Saygıdeğer milletvekilleri, geçen nisan ayında Türkiye'nin ticaret açığına şöyle bir göz attık. Bakın, 30,6 milyar dolarlık ithalat yapmışız; 20,7 milyar dolarlık da ihracat yapmışız yani 9,9 milyar dolarlık korkunç bir açıkla karşı karşıyayız. Peki cari açık ne kadar? Bu açık kısmen turizmle kapatılmış yani nisan ayında 7,9 milyar dolarlık inanılmaz bir cari açıkla karşı karşıyayız. Peki, en önemli sektörlerimizden bir tanesi olan turizm ne aşamada? Turizm hakikaten can çekişiyor; turizmle ilgili BDDK'nin raporlarını aldığımda karşıma son derece ciddi, korkunç bir rakamsal tablo çıktı. Bakın, 2025 yılının ilk çeyreğindeki verilere baktığımızda şu anda sektörün 521 milyar liralık borcunun olduğunu görüyoruz; bunun 418 milyar lirası otellere ait yani oteller çok ciddi bir borç batağı içerisinde ve takipteki kredi borcu, kredi miktarı 5,8 milyar lira. Sektör kan ağlıyor ve ne yazık ki bu sene ağırlıklı olarak güney illerimizde ve Ege sahillerimizdeki otellerin doluluğu yüzde 30'lar civarında. Korkarım önümüzdeki dönemde, sanayiyi etkileyen bu yüksek faiz, düşük kur politikası ve alınmış olan pek çok hatalı ve yanlış karar turizm sektöründe de çok ciddi yansımalar ve sonuçlar doğuracaktır ki bunun faturasını Türkiye olarak hep beraber ödeyeceğiz.

Şöyle resmî rakamlara baktım kaç tane otel var satılık diye. Dün itibarıyla 1.324 turistik tesis satışa çıkmış. Çok ciddi bir rakamdan bahsediyoruz. Bu kadar ciddi borcun yanı sıra otellerin satışa çıkmış olması da çok vahim bir gerçeği gözler önüne seriyor.

Bir başka sorun daha: Şu anda Türkiye'de 4.500 turistik işletme ve otel kapatıldı, kapısına zincir vuruldu. Niye biliyor musunuz? Bu otellerin tamamının ruhsatları belediyeler tarafından verilmişti ve Turizm Bakanlığı dedi ki: "Belediyeler bu ruhsatı veremez, bundan sonra bu ruhsatı ben vereceğim."

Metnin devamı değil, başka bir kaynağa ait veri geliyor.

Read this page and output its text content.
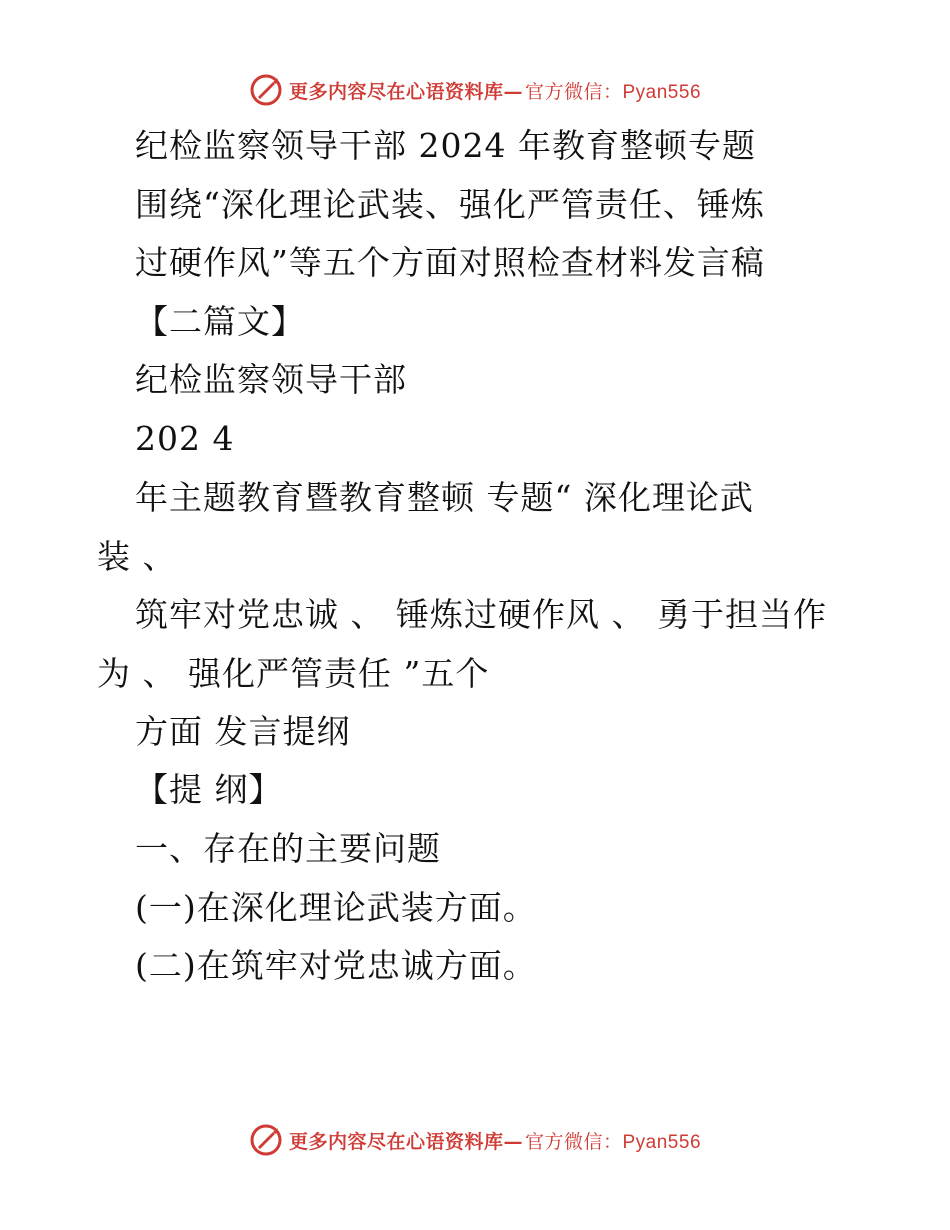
更多内容尽在心语资料库— 官方微信：Pyan556
纪检监察领导干部 2024 年教育整顿专题
围绕“深化理论武装、强化严管责任、锤炼
过硬作风”等五个方面对照检查材料发言稿
【二篇文】
纪检监察领导干部
202 4
年主题教育暨教育整顿 专题“ 深化理论武
装 、
筑牢对党忠诚 、 锤炼过硬作风 、 勇于担当作
为 、 强化严管责任 ”五个
方面 发言提纲
【提 纲】
一、存在的主要问题
(一)在深化理论武装方面。
(二)在筑牢对党忠诚方面。
更多内容尽在心语资料库— 官方微信：Pyan556
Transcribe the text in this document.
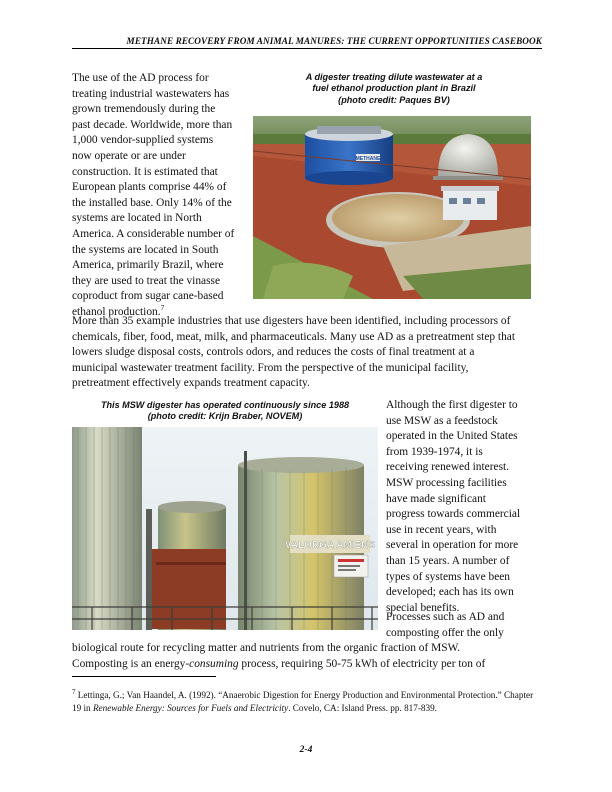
METHANE RECOVERY FROM ANIMAL MANURES: THE CURRENT OPPORTUNITIES CASEBOOK
The use of the AD process for
treating industrial wastewaters has
grown tremendously during the
past decade. Worldwide, more than
1,000 vendor-supplied systems
now operate or are under
construction. It is estimated that
European plants comprise 44% of
the installed base. Only 14% of the
systems are located in North
America. A considerable number of
the systems are located in South
America, primarily Brazil, where
they are used to treat the vinasse
coproduct from sugar cane-based
ethanol production.$^7$
A digester treating dilute wastewater at a
fuel ethanol production plant in Brazil
(photo credit: Paques BV)
METHANE
More than 35 example industries that use digesters have been identified, including processors of
chemicals, fiber, food, meat, milk, and pharmaceuticals. Many use AD as a pretreatment step that
lowers sludge disposal costs, controls odors, and reduces the costs of final treatment at a
municipal wastewater treatment facility. From the perspective of the municipal facility,
pretreatment effectively expands treatment capacity.
This MSW digester has operated continuously since 1988
(photo credit: Krijn Braber, NOVEM)
VALORGA AMIENS
Although the first digester to
use MSW as a feedstock
operated in the United States
from 1939-1974, it is
receiving renewed interest.
MSW processing facilities
have made significant
progress towards commercial
use in recent years, with
several in operation for more
than 15 years. A number of
types of systems have been
developed; each has its own
special benefits.
Processes such as AD and
composting offer the only
biological route for recycling matter and nutrients from the organic fraction of MSW.
Composting is an energy-consuming process, requiring 50-75 kWh of electricity per ton of
$^7$ Lettinga, G.; Van Haandel, A. (1992). “Anaerobic Digestion for Energy Production and Environmental Protection.” Chapter 19 in Renewable Energy: Sources for Fuels and Electricity. Covelo, CA: Island Press. pp. 817-839.
2-4
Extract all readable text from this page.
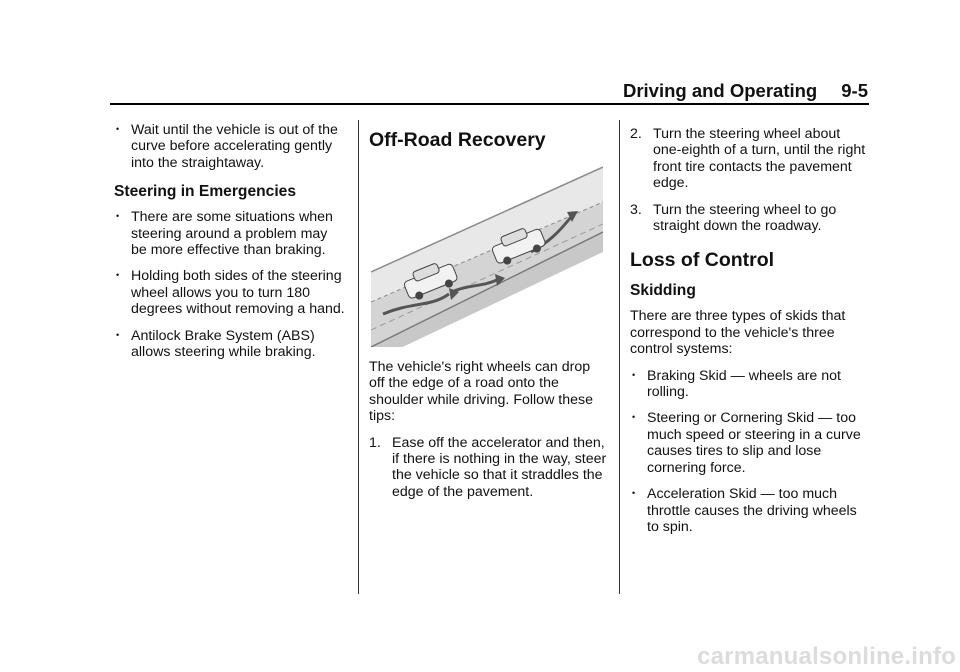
Driving and Operating 9-5
• Wait until the vehicle is out of the curve before accelerating gently into the straightaway.
Steering in Emergencies
• There are some situations when steering around a problem may be more effective than braking.
• Holding both sides of the steering wheel allows you to turn 180 degrees without removing a hand.
• Antilock Brake System (ABS) allows steering while braking.
Off-Road Recovery

The vehicle's right wheels can drop off the edge of a road onto the shoulder while driving. Follow these tips:

1. Ease off the accelerator and then, if there is nothing in the way, steer the vehicle so that it straddles the edge of the pavement.
2. Turn the steering wheel about one-eighth of a turn, until the right front tire contacts the pavement edge.
3. Turn the steering wheel to go straight down the roadway.
Loss of Control
Skidding

There are three types of skids that correspond to the vehicle's three control systems:

• Braking Skid — wheels are not rolling.
• Steering or Cornering Skid — too much speed or steering in a curve causes tires to slip and lose cornering force.
• Acceleration Skid — too much throttle causes the driving wheels to spin.
carmanualsonline.info
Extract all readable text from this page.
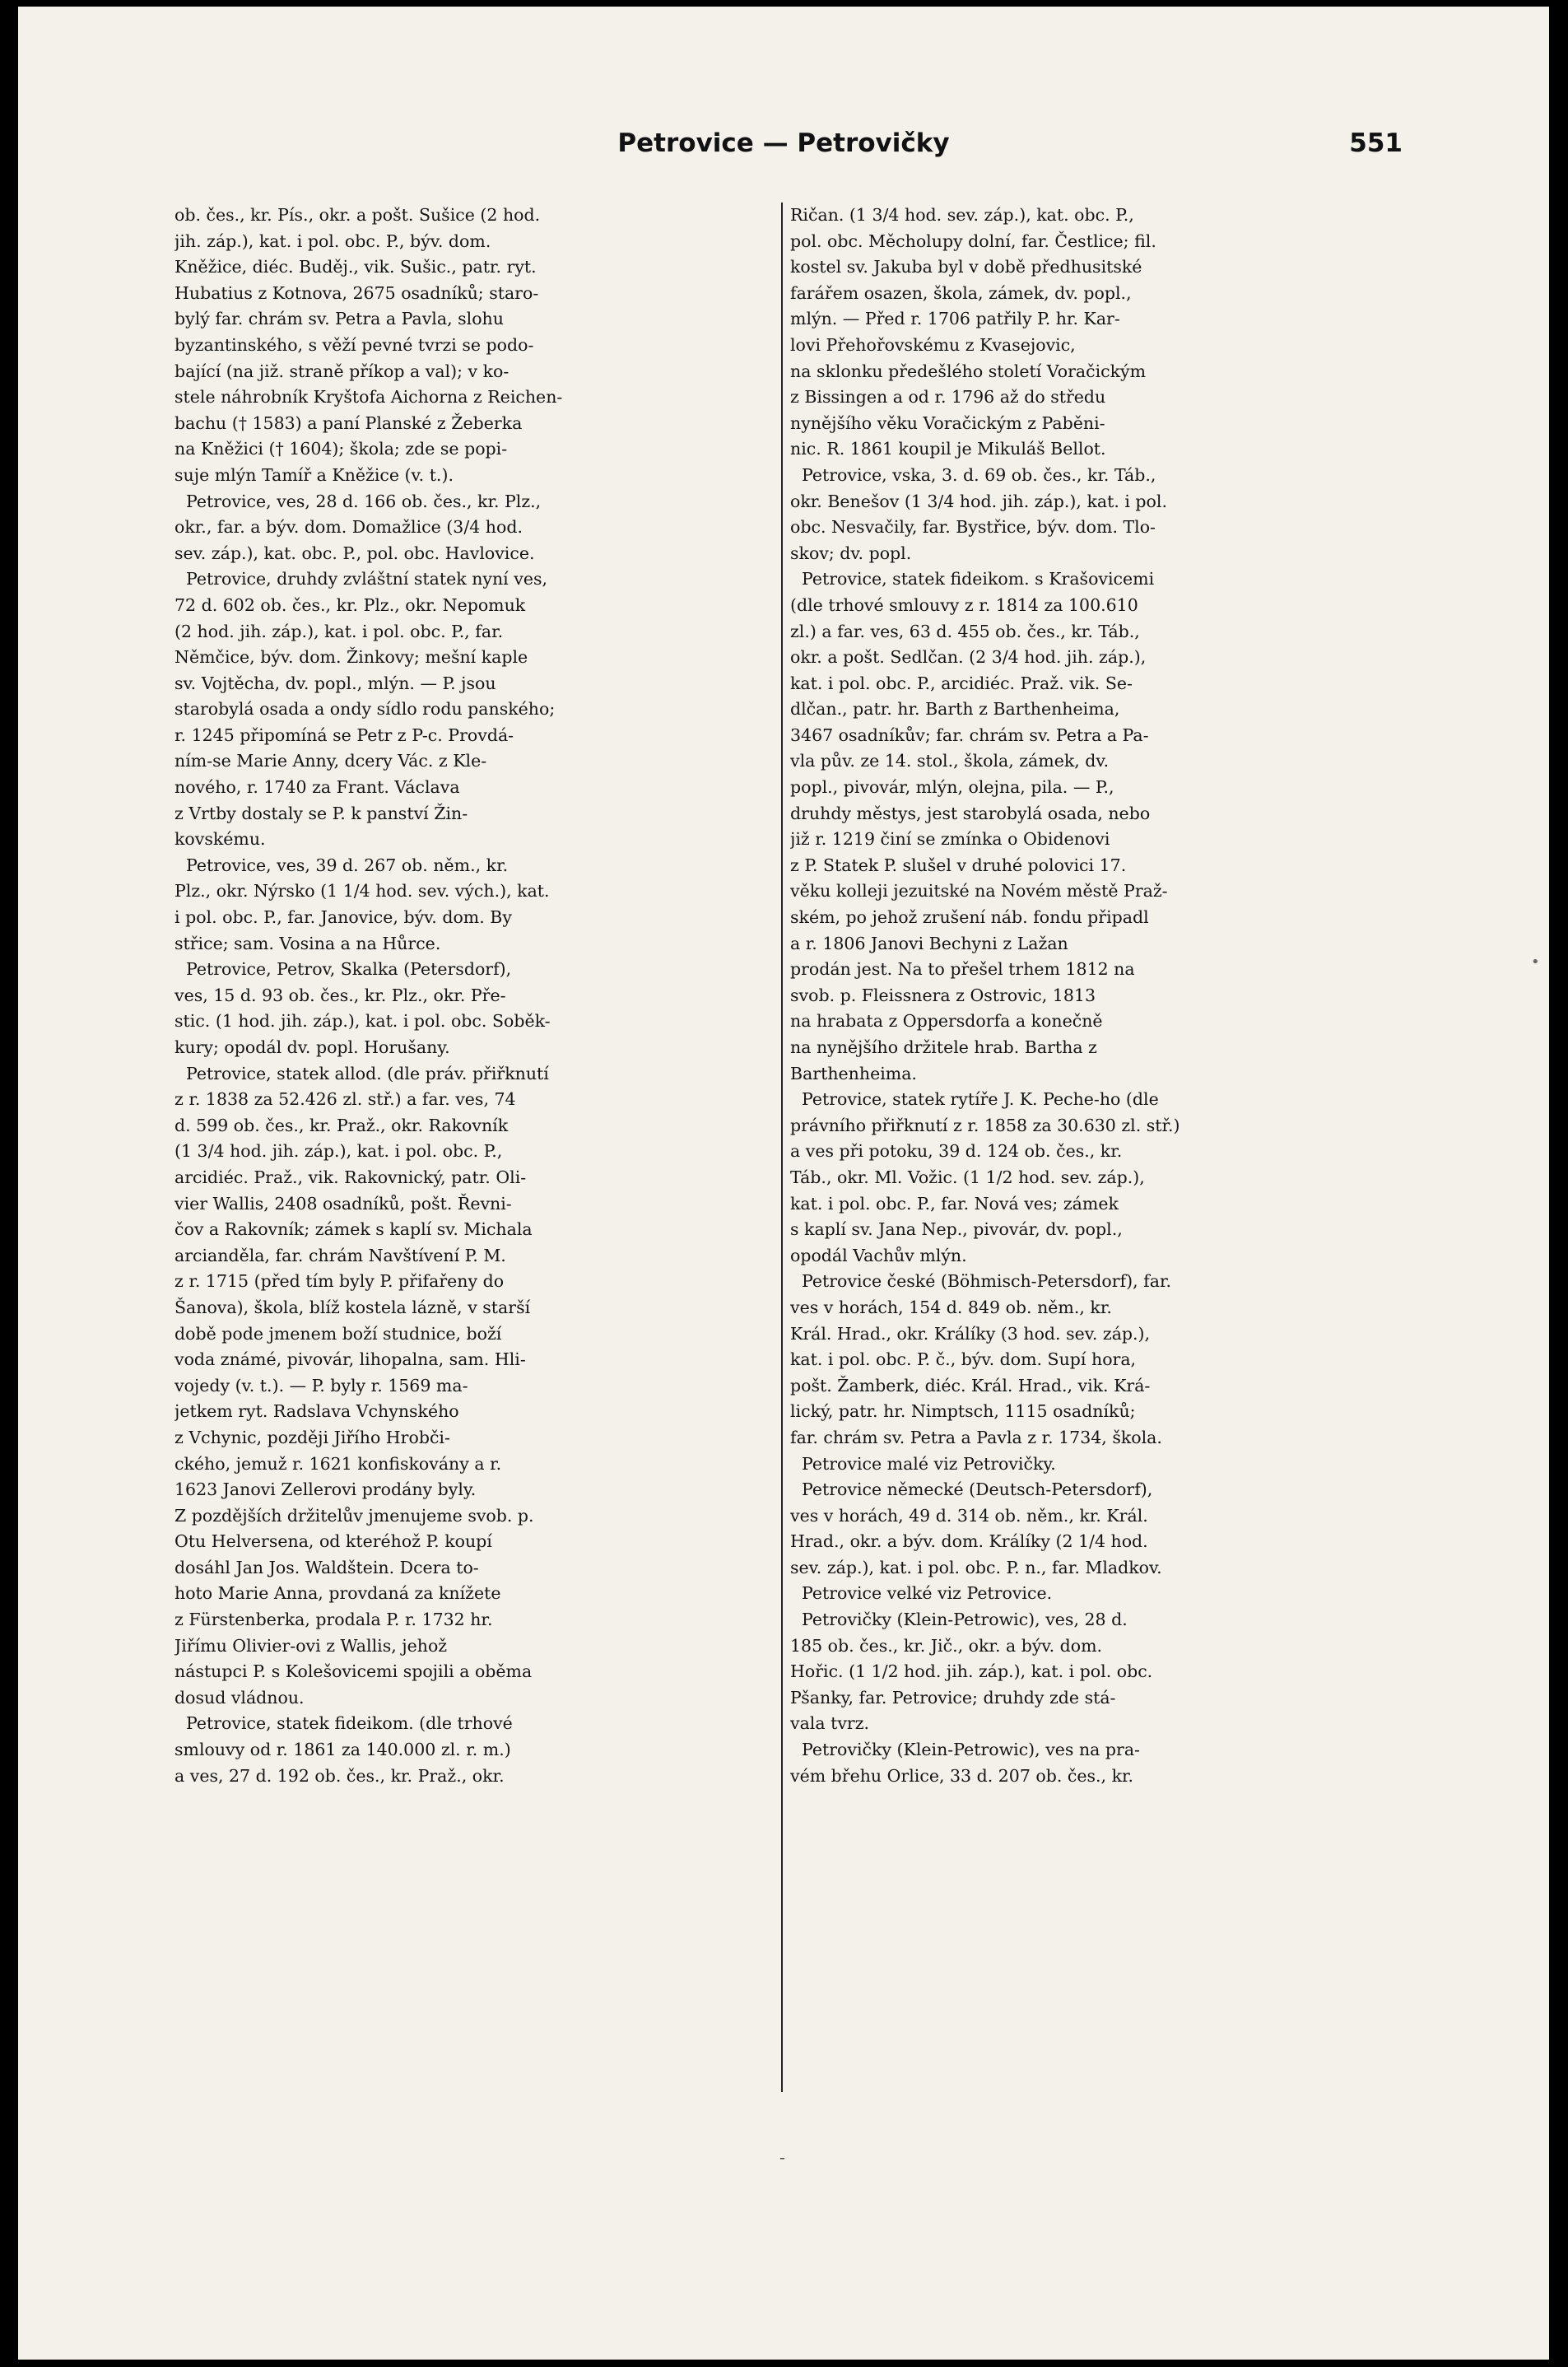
Petrovice — Petrovičky	551
ob. čes., kr. Pís., okr. a pošt. Sušice (2 hod.
jih. záp.), kat. i pol. obc. P., býv. dom.
Kněžice, diéc. Buděj., vik. Sušic., patr. ryt.
Hubatius z Kotnova, 2675 osadníků; staro-
bylý far. chrám sv. Petra a Pavla, slohu
byzantinského, s věží pevné tvrzi se podo-
bající (na již. straně příkop a val); v ko-
stele náhrobník Kryštofa Aichorna z Reichen-
bachu († 1583) a paní Planské z Žeberka
na Kněžici († 1604); škola; zde se popi-
suje mlýn Tamíř a Kněžice (v. t.).
Petrovice, ves, 28 d. 166 ob. čes., kr. Plz.,
okr., far. a býv. dom. Domažlice (3/4 hod.
sev. záp.), kat. obc. P., pol. obc. Havlovice.
Petrovice, druhdy zvláštní statek nyní ves,
72 d. 602 ob. čes., kr. Plz., okr. Nepomuk
(2 hod. jih. záp.), kat. i pol. obc. P., far.
Němčice, býv. dom. Žinkovy; mešní kaple
sv. Vojtěcha, dv. popl., mlýn. — P. jsou
starobylá osada a ondy sídlo rodu panského;
r. 1245 připomíná se Petr z P-c. Provdá-
ním-se Marie Anny, dcery Vác. z Kle-
nového, r. 1740 za Frant. Václava
z Vrtby dostaly se P. k panství Žin-
kovskému.
Petrovice, ves, 39 d. 267 ob. něm., kr.
Plz., okr. Nýrsko (1 1/4 hod. sev. vých.), kat.
i pol. obc. P., far. Janovice, býv. dom. By
střice; sam. Vosina a na Hůrce.
Petrovice, Petrov, Skalka (Petersdorf),
ves, 15 d. 93 ob. čes., kr. Plz., okr. Pře-
stic. (1 hod. jih. záp.), kat. i pol. obc. Soběk-
kury; opodál dv. popl. Horušany.
Petrovice, statek allod. (dle práv. přiřknutí
z r. 1838 za 52.426 zl. stř.) a far. ves, 74
d. 599 ob. čes., kr. Praž., okr. Rakovník
(1 3/4 hod. jih. záp.), kat. i pol. obc. P.,
arcidiéc. Praž., vik. Rakovnický, patr. Oli-
vier Wallis, 2408 osadníků, pošt. Řevni-
čov a Rakovník; zámek s kaplí sv. Michala
arcianděla, far. chrám Navštívení P. M.
z r. 1715 (před tím byly P. přifařeny do
Šanova), škola, blíž kostela lázně, v starší
době pode jmenem boží studnice, boží
voda známé, pivovár, lihopalna, sam. Hli-
vojedy (v. t.). — P. byly r. 1569 ma-
jetkem ryt. Radslava Vchynského
z Vchynic, později Jiřího Hrobči-
ckého, jemuž r. 1621 konfiskovány a r.
1623 Janovi Zellerovi prodány byly.
Z pozdějších držitelův jmenujeme svob. p.
Otu Helversena, od kteréhož P. koupí
dosáhl Jan Jos. Waldštein. Dcera to-
hoto Marie Anna, provdaná za knížete
z Fürstenberka, prodala P. r. 1732 hr.
Jiřímu Olivier-ovi z Wallis, jehož
nástupci P. s Kolešovicemi spojili a oběma
dosud vládnou.
Petrovice, statek fideikom. (dle trhové
smlouvy od r. 1861 za 140.000 zl. r. m.)
a ves, 27 d. 192 ob. čes., kr. Praž., okr.
Ričan. (1 3/4 hod. sev. záp.), kat. obc. P.,
pol. obc. Měcholupy dolní, far. Čestlice; fil.
kostel sv. Jakuba byl v době předhusitské
farářem osazen, škola, zámek, dv. popl.,
mlýn. — Před r. 1706 patřily P. hr. Kar-
lovi Přehořovskému z Kvasejovic,
na sklonku předešlého století Voračickým
z Bissingen a od r. 1796 až do středu
nynějšího věku Voračickým z Paběni-
nic. R. 1861 koupil je Mikuláš Bellot.
Petrovice, vska, 3. d. 69 ob. čes., kr. Táb.,
okr. Benešov (1 3/4 hod. jih. záp.), kat. i pol.
obc. Nesvačily, far. Bystřice, býv. dom. Tlo-
skov; dv. popl.
Petrovice, statek fideikom. s Krašovicemi
(dle trhové smlouvy z r. 1814 za 100.610
zl.) a far. ves, 63 d. 455 ob. čes., kr. Táb.,
okr. a pošt. Sedlčan. (2 3/4 hod. jih. záp.),
kat. i pol. obc. P., arcidiéc. Praž. vik. Se-
dlčan., patr. hr. Barth z Barthenheima,
3467 osadníkův; far. chrám sv. Petra a Pa-
vla pův. ze 14. stol., škola, zámek, dv.
popl., pivovár, mlýn, olejna, pila. — P.,
druhdy městys, jest starobylá osada, nebo
již r. 1219 činí se zmínka o Obidenovi
z P. Statek P. slušel v druhé polovici 17.
věku kolleji jezuitské na Novém městě Praž-
ském, po jehož zrušení náb. fondu připadl
a r. 1806 Janovi Bechyni z Lažan
prodán jest. Na to přešel trhem 1812 na
svob. p. Fleissnera z Ostrovic, 1813
na hrabata z Oppersdorfa a konečně
na nynějšího držitele hrab. Bartha z
Barthenheima.
Petrovice, statek rytíře J. K. Peche-ho (dle
právního přiřknutí z r. 1858 za 30.630 zl. stř.)
a ves při potoku, 39 d. 124 ob. čes., kr.
Táb., okr. Ml. Vožic. (1 1/2 hod. sev. záp.),
kat. i pol. obc. P., far. Nová ves; zámek
s kaplí sv. Jana Nep., pivovár, dv. popl.,
opodál Vachův mlýn.
Petrovice české (Böhmisch-Petersdorf), far.
ves v horách, 154 d. 849 ob. něm., kr.
Král. Hrad., okr. Králíky (3 hod. sev. záp.),
kat. i pol. obc. P. č., býv. dom. Supí hora,
pošt. Žamberk, diéc. Král. Hrad., vik. Krá-
lický, patr. hr. Nimptsch, 1115 osadníků;
far. chrám sv. Petra a Pavla z r. 1734, škola.
Petrovice malé viz Petrovičky.
Petrovice německé (Deutsch-Petersdorf),
ves v horách, 49 d. 314 ob. něm., kr. Král.
Hrad., okr. a býv. dom. Králíky (2 1/4 hod.
sev. záp.), kat. i pol. obc. P. n., far. Mladkov.
Petrovice velké viz Petrovice.
Petrovičky (Klein-Petrowic), ves, 28 d.
185 ob. čes., kr. Jič., okr. a býv. dom.
Hořic. (1 1/2 hod. jih. záp.), kat. i pol. obc.
Pšanky, far. Petrovice; druhdy zde stá-
vala tvrz.
Petrovičky (Klein-Petrowic), ves na pra-
vém břehu Orlice, 33 d. 207 ob. čes., kr.
-
•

BAŞKAN - Buyurun, tamamlayın.

TURHAN ÇÖMEZ (Balıkesir) - Teşekkür ediyorum.

Anayasa Mahkemesi bunu iptal etti ama buna rağmen bu uygulamaya devam etti Turizm Bakanlığı çünkü 5-6 tane yandaş firmanın yaptığı çalışmalar ve raporlamalar söz konusuydu. Onları zengin etmek için 4.500 işletmenin kapısına zincir vuruldu ve şimdi bunlar tek tek mahkemeye müracaat ederek Anayasa'ya aykırı bir işlem olduğunu vurgulayarak haklarını geri alıyorlar. Peki, böyle bir durumda bu ülkenin Turizm Bakanı nerede? Bu ülkenin Turizm Bakanı ne yapıyor? Bu ülkenin Turizm Bakanı böyle bir durumda tam 1,5 milyar liralık yatıyla, bir daha söylüyorum, 1,5 milyar liralık yatıyla Yunan sularında keyif çatıyor. Turizm kan ağlarken, 4.500 işletmenin kapısına zincir vurulmuşken bu ülkenin Turizm Bakanı tam 1,5 milyar liralık yatıyla Yunan sularında keyif çatıyor. Peki, bu yapı, bu siyasal anlayış nasıl iktidara gelmişti biliyor musunuz?

(Mikrofon otomatik cihaz tarafından kapatıldı)

TURHAN ÇÖMEZ (Balıkesir) - Bitireceğim; lütfen, rica ediyorum.

BAŞKAN - Buyurun, tamamlayın lütfen.

TURHAN ÇÖMEZ (Balıkesir) - Teşekkür ederim.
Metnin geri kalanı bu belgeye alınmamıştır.